The health unit also built the staff for teams managing outbreaks and administering COVID-19 vaccines by working with the newly formed First Nations-led health entity Keewatinohk Inniniw Minoayawin, the Southern Chiefs Organization, tribal councils, regional health authorities and the First Nations and Inuit Health Branch (FNIHB).

“When we gave the call out for the vaccine roster, internally and to our First Nation partners, we had a goal of 350 vaccinators. We reached that goal within one week of the callout, between faculty, clinicians and learners, and which was a really incredible response to help our communities,” said Ms. McKinnon.

Since October 2020, the pandemic response team has deployed over 100 teams to help support and manage outbreaks in communities and mirrored that model once vaccines became available for a vaccine rollout, with support from tribal councils, the Canadian Red Cross and federal and national labs.

The response team ensured that there were cultural considerations made for the communities receiving the vaccines. Non-Indigenous staff deployed into the communities received cultural training, and communities had approval on whether or not they were comfortable with the Canadian Armed Forces’ assistance in their spaces.

The first vaccine clinic started in Manitoba on March 20, and by May 21, 71,005 doses had been administered, with 36,600 First Nations people having received their first dose and 17,363 receiving their second dose. The team is currently busy planning to vaccinate 12 to 17-year-olds with Pfizer, now that it’s been approved.

The entire COVID-19 response work has been a huge logistical undertaking, says Dr. Anderson, adding that it’s beyond most logistic work that would happen in a university.

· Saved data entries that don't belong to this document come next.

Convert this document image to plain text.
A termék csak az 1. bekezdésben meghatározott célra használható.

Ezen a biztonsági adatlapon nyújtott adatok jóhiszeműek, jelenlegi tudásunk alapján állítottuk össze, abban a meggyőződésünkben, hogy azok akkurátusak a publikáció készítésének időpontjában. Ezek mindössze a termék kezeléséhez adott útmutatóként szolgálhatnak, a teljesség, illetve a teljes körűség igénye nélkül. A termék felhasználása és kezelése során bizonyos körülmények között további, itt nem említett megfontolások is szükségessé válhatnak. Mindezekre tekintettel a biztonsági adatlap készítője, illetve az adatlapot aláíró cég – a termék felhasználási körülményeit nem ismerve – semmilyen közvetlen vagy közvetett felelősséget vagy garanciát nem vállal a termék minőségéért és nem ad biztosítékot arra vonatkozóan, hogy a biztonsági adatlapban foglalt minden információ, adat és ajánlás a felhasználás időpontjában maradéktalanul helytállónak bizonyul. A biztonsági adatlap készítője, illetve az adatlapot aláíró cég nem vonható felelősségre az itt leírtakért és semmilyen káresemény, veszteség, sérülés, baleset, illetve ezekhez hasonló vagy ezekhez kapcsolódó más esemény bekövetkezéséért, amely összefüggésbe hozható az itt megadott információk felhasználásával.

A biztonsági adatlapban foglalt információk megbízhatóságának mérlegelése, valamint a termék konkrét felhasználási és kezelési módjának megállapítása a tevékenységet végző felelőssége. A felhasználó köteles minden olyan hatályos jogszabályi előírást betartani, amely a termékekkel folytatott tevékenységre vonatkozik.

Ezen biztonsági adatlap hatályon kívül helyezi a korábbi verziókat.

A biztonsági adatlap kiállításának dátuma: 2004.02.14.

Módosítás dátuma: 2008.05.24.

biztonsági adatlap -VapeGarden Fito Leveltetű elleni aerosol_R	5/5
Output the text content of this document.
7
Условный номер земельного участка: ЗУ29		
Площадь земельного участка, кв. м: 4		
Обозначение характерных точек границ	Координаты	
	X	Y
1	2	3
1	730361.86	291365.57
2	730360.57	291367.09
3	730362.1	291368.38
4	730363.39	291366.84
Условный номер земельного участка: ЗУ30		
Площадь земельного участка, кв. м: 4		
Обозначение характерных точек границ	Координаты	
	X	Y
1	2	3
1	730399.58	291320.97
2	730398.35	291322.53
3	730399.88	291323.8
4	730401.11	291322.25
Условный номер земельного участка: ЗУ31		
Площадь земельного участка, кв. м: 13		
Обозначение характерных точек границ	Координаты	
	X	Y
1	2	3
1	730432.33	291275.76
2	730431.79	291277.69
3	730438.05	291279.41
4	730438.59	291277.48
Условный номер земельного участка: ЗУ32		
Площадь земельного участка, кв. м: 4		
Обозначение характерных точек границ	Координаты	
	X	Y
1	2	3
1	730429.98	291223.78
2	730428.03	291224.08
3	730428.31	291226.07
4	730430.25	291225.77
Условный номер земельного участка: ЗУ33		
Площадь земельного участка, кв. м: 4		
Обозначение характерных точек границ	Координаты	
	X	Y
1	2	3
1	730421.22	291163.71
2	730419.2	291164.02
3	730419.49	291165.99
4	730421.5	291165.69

Last fall, with support from federal partners, Ongomiizwin also helped plan an urban Indigenous testing site, Ma Mawi Wi Chi Itata Centre, which Dr. Anderson said is a good example of how health care can be done in an urban environment – the tests and labs are resourced by the provincial government and they are operated by an urban Indigenous community organization.

Untangling federal and provincial responsibility for these initiatives, test sites and vaccine roll-out went a lot smoother thanks to Ms. MacKinnon, who brought a solid health expertise and systems experience to ensure that every government body was on the same page about what was needed.

“Mel and I will often say that this work has drawn on every relationship that we have and basically all of our negotiation skills as well,” says Dr. Anderson.

At this point of the Manitoba First Nations Pandemic Response Coordination Team’s work, Dr. Anderson and Ms. MacKinnon paused to feel pride in the work that’s been done and how meaningful it is.

“It’s a real celebration of the groundwork that was done at the university to be in this position,” says Dr. Anderson, adding that the work they’re doing is reconciliation in practice.

“If there was any doubt on First Nations competency, and in their autonomy to run the clinics the way they wanted, and to run them in the way they knew how to run them, which is very different than our provincial counterparts, that should all be squashed,” says Ms. MacKinnon.